Lamar asks the sorts of questions you’re not supposed to ask in church, and although that makes the Christian beliefs he espouses difficult to categorize, it, in turn, makes them more important. How many honest beliefs about God fit neatly into a box?

Take the “DAMN.” standout track “PRIDE,” in which Lamar raps, “See, in a perfect world, I’ll choose faith over riches/I’ll choose work over b——, I’ll make schools out of prison/I’ll take all the religions and put ’em all in one service/Just to tell ’em we ain’t s—, but He’s been perfect.”

This is where Lamar tends to find himself in his lyrics — well aware of his position on Earth, but unsure of what that means for the world to come. “I know He walks the Earth, but there’s money to get, b—— to hit, zeroes to flip” Lamar says in the song “YAH.” “Temptation is first on my list.”

In this regard, “DAMN.” feels related to the likes of Shusaku Endo’s book “Silence” or even the works of Flannery O’Connor where art that sees faith and doubt as related, complex, containing mutually eternal significance.

Lamar opened up about his faith to the website DJ Booth last year in an email that was posted in full. The letter is worth reading, but he made one particularly illuminating observation while ruminating about why he finds sermons in church to have so much “emptiness”:

“After being heavily in my studies these past few years, I’ve finally figured out why I left those services feeling spiritually unsatisfied as a child. I discovered more truth. But simple truth. Our God is a loving God. Yes. He’s a merciful God. Yes. But he’s even more so a God of DISCIPLE. OBEDIENCE. A JEALOUS God. And for every conscious choice of sin, will be corrected through his discipline. Whether physical or mental. Direct or indirect. Through your sufferings, or someone that’s close to [sic] ken. It will be corrected.”

Lamar’s thoughts here sound as though they come out of a different Testament than most contemporary religious music, which, if it shakes its fist at God at all, tends to be via the old questions about why an all-powerful God would allow evil in the world. Lamar’s questions are more intimate: Why does an all-powerful God allow evil in our own hearts? And, more to the point, what will He do when He decides enough is enough? “All this money, is God playin’ a joke on me?” he asks on the song “FEAR.” “Is it for the moment, and will he see me as Job? Take it from me and leave me worse than I was before?”

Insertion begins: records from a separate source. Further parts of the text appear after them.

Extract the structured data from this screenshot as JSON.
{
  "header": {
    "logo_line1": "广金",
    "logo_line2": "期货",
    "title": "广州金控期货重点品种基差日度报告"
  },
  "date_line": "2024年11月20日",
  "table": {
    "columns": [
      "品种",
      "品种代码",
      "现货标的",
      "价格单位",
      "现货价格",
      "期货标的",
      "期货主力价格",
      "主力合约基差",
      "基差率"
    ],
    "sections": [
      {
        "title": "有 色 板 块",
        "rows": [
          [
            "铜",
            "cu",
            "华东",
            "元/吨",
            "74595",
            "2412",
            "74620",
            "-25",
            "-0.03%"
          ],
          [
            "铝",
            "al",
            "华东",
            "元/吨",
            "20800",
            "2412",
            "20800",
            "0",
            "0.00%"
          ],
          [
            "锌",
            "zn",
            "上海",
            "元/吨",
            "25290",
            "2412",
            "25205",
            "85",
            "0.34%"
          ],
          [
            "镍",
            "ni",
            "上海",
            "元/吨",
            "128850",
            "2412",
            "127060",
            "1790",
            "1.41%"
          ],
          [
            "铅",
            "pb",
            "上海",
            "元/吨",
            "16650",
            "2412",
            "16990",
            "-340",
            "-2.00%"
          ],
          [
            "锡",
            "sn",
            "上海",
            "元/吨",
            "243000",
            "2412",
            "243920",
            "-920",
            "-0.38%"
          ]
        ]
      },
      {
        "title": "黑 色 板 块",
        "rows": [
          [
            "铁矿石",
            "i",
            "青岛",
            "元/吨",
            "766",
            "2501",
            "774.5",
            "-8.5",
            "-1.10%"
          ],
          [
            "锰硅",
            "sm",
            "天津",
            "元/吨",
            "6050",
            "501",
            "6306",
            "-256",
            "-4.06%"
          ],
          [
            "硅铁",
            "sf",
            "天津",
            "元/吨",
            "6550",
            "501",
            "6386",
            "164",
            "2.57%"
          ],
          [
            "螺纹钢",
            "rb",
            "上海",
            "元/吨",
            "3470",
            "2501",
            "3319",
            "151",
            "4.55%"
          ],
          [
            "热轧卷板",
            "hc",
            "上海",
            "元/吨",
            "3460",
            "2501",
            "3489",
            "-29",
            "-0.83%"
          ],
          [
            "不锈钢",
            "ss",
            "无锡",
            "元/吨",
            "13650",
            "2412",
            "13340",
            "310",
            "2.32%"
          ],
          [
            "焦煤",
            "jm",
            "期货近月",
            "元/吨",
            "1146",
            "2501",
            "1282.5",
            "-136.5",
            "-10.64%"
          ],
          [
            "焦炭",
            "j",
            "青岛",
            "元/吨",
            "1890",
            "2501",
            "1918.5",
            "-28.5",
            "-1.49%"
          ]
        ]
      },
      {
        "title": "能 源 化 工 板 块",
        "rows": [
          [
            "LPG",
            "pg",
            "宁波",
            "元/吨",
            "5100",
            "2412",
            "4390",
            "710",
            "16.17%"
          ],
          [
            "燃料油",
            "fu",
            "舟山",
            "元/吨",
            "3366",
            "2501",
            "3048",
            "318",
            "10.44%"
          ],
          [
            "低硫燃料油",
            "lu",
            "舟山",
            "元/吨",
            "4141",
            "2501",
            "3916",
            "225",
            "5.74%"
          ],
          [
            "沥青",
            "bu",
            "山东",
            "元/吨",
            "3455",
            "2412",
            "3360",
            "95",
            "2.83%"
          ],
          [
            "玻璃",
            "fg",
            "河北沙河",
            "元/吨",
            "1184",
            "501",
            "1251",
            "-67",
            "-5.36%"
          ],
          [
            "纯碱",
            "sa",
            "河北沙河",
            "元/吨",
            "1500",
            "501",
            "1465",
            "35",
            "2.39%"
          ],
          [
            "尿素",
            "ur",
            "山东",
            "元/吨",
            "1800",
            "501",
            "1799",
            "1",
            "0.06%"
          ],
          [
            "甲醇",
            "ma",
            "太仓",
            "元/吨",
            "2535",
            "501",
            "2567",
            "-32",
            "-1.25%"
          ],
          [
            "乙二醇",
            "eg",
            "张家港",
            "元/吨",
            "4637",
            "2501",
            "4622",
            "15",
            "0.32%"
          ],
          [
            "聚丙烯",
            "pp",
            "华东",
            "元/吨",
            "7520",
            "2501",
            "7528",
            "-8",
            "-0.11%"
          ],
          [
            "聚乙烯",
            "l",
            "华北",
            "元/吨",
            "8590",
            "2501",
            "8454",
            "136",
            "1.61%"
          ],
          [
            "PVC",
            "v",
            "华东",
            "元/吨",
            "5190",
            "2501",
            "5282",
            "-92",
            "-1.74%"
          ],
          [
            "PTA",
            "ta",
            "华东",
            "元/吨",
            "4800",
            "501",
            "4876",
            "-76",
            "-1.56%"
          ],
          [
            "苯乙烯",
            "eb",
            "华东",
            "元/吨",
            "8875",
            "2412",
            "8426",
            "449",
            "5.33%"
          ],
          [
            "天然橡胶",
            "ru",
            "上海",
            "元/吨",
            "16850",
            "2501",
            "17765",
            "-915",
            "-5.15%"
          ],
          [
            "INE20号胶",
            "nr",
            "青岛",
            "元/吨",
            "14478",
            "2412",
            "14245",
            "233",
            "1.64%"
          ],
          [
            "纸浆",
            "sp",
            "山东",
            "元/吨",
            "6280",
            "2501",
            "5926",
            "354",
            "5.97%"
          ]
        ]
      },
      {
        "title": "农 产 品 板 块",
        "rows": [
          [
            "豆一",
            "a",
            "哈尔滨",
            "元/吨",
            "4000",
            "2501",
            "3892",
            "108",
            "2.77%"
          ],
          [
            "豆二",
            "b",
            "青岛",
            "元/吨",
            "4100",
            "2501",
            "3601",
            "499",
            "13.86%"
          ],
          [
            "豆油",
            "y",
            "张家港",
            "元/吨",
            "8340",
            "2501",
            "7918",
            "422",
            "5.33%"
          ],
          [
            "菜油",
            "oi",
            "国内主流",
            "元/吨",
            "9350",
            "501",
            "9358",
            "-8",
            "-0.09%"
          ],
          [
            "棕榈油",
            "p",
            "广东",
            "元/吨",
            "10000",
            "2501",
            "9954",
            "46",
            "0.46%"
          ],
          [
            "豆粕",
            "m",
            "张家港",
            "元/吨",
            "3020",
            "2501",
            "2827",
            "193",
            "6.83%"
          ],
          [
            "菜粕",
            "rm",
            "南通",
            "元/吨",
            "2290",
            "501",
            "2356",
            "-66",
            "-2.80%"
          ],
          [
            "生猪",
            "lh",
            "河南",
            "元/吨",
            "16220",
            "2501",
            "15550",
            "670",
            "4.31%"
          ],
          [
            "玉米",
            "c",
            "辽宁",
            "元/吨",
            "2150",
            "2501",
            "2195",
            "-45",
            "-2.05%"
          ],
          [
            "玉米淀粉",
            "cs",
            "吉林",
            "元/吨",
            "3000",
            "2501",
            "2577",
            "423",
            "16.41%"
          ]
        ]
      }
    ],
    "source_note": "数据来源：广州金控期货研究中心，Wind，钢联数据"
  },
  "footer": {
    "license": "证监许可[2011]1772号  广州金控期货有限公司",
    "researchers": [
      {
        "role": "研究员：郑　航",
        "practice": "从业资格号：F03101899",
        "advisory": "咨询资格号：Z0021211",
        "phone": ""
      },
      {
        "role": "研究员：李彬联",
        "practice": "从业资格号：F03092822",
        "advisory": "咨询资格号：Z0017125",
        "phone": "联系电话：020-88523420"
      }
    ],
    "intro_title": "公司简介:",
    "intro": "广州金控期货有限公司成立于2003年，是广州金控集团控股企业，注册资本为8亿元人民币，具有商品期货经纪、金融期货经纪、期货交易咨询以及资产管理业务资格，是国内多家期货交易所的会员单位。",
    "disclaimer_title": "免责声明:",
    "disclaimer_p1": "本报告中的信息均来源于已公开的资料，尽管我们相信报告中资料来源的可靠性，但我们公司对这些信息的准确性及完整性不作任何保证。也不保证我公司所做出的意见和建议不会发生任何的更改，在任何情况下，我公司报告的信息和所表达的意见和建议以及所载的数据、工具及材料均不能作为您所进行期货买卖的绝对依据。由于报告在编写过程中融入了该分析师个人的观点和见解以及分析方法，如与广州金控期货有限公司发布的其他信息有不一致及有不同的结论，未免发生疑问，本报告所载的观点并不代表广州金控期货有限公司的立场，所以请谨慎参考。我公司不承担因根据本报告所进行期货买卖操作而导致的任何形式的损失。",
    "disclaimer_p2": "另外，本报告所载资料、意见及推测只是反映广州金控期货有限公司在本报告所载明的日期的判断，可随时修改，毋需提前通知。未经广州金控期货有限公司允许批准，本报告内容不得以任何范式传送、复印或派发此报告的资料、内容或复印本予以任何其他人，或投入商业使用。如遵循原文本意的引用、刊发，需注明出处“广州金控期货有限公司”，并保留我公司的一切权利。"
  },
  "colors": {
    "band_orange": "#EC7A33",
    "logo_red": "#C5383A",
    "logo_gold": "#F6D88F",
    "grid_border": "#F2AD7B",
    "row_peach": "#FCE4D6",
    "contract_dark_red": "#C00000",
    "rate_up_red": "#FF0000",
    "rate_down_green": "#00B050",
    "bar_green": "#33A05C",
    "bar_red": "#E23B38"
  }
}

“My newfound life made all of me magnified,” he muses on the same song. “How many accolades do I need to block denial?” That’s a question that may pop up again at the Grammys, in which Lamar could very well walk away with the biggest, shiniest accolade the American music industry has to offer. But Lamar is wise enough to know that a record number of Grammys won’t stave off the fear of the Lord, which is well enough. That is, after all, the beginning of wisdom.